Rost eventually managed to take advantage of his fame by landing a column writing about drug-company marketing for Brandweek, and later at the Huffington Post. Rost, who trained as a physician in his native Sweden, eventually started a blog that acts as a vehicle for other pharmaceutical insiders with tales to tell to come forward. "There's more than one way to expose the crooks," says Rost. "It's not like I'm out to change the world anymore—I'm just trying to keep these guys in their place." But he's not exactly earning his Pfizer-level salary.
Unlike Rost, Enron's Watkins still struggles to redefine herself seven years after first coming forward. "I'd like to be busier," she concedes. "I'd like to be doing more training on corporate governance issues."
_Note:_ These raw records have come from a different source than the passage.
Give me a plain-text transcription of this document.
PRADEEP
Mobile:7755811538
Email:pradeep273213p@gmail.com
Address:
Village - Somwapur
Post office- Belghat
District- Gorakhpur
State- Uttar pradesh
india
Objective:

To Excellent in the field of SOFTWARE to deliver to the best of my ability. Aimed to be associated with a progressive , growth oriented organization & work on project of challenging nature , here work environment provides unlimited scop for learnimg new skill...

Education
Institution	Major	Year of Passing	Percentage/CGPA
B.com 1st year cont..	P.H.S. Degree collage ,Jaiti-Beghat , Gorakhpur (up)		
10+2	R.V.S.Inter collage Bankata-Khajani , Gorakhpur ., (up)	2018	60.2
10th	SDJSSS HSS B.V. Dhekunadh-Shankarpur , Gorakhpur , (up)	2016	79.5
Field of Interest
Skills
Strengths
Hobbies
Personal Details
And she'd rather be known for something other than her role in bringing down Enron. "I get tired of rehashing my version of 'Stairway to Heaven' for the thousandth time," she says. And the sense that she can't be trusted prevails. "I can be hired as a consultant to give advice and such," she observes, "but I find that nothing much is shared with me."
Watkins cautions other potential whistleblowers about "glamorizing" the experience. "The book deal, the lecture circuit—that stuff happens once in a blue moon," Watkins says.
"I never counsel anyone to be a truth-to-power teller," she adds. "It rarely works. If our system is so broken that we continue to rely on a few people, then something much larger is wrong."
This article has been updated from an earlier version to clarify Sherron Watkins's decisions at Enron.